Des réactions à Brazzaville après la condamnation de l'oppostion Okombi Salissa

ndré Okombi Salissa, ancien ministre, à Brazzaville. (VOA/Arsène Séverin)

La condamnation à 20 ans d'emprisonnement ferme de l'ancien ministre devenu opposant, André Okombi Salissa, pour atteinte à la sûreté intérieure de l'Etat et pour détention illégale d'armes et munitions de guerre suscite de vives réactions à Brazzaville. Ses avocats ont fait appel à la Cour suprême.

Le professeur Charles Zacharie Bowao, un autre ancien ministre passé à l'opposition, et qui, comme André Okombi Salissa, est membre fondateur de l'Initiative pour la démocratie au Congo (IDC), qualifie cette sentence de tragi-comédie.

"Parce que nous savons que c'est un innocent qui est condamné pour des raisons qui n'ont rien à avoir avec l'atteinte à la sûreté de l'Etat, il l'a prouvé. L'atteinte à la sûreté de l'Etat, c'est le chaos que nous vivons aujourd'hui à cause du pouvoir en place qui n'a pas pu tirer les leçons du passé, et se projeter de manière plus responsable et plus démocratique. Hier, c'était Jean Marie Michel Mokoko qui a écopé de 20 ans de travaux forcés, aujourd'hui c'est André Okombi Salissa. En réalité, le crime qu'ils sont commis, l'un et l'autre, c'est d'avoir été candidats à l'élection présidentielle anticipée de 2016".

Dans la société civile, les langues se sont également déliées. Roch Euloge Nzobo du Cercle pour les droits de l'homme et développement, compare ce procès, à celui de l'ancien président congolais Marien Ngouabi.

"Le nombre de prisonniers politiques ne font qu'agrandir. Aujourd'hui, nous avons un autre prisonnier politique qui est condamné sur la base d'un procès politique, nonobstant toutes les observations des avocats. Je ne voudrais pas entrer dans le débat politique, parce qu'il n'avait pas sa place ici. Quel que soit ce qui devait être arrivé ou être dit, l'objectif était de condamner monsieur Okombi Salissa et d'en faire un énième prisonnier politique. Ce qui est dommage pour notre pays", a-t-il dit.
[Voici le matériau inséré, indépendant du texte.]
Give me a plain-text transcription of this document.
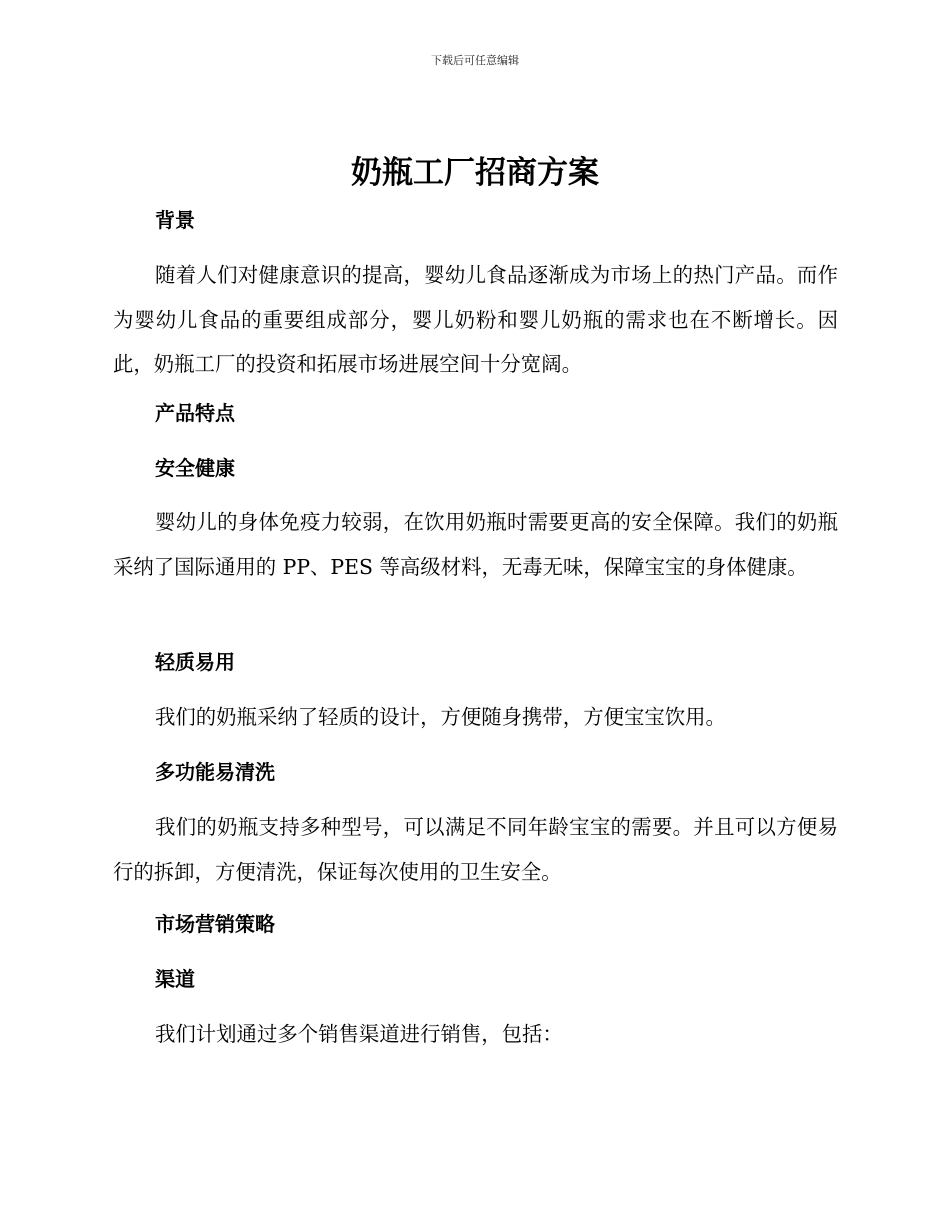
下载后可任意编辑
奶瓶工厂招商方案
背景

随着人们对健康意识的提高，婴幼儿食品逐渐成为市场上的热门产品。而作为婴幼儿食品的重要组成部分，婴儿奶粉和婴儿奶瓶的需求也在不断增长。因此，奶瓶工厂的投资和拓展市场进展空间十分宽阔。

产品特点
安全健康

婴幼儿的身体免疫力较弱，在饮用奶瓶时需要更高的安全保障。我们的奶瓶采纳了国际通用的 PP、PES 等高级材料，无毒无味，保障宝宝的身体健康。

轻质易用

我们的奶瓶采纳了轻质的设计，方便随身携带，方便宝宝饮用。

多功能易清洗

我们的奶瓶支持多种型号，可以满足不同年龄宝宝的需要。并且可以方便易行的拆卸，方便清洗，保证每次使用的卫生安全。

市场营销策略
渠道

我们计划通过多个销售渠道进行销售，包括：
Mais le juriste Christian Bouanga salue le courage du juge criminel qui a condamné un comportement délictueux d'Okombi Salissa, soutenant au passage un verdict qui fera, selon lui, école dans le pays.

"Naturellement ! Vous connaissez les drames qu'a connus notre pays. Il est clair que les personnes qui veulent utiliser la force physique ou celle des armes, comme moyen de pression politique, ne sont plus la bienvenue dans notre pays. Il y a eu un précédent pour des faits identiques pour lequel la condamnation était de 20 ans, le maximum prévu par la loi. Il n'y a pas de surprise particulière ou d'étonnement dans la mesure où il ne s'agit que d'une peine prévue par la loi".

Me Eric Yvon Ibouanga, l'un des avocats de Okombi Salissa, a confirmé à VOA Afrique, que la défense a fait jeudi, un pourvoi en cassation, sans réellement y croire.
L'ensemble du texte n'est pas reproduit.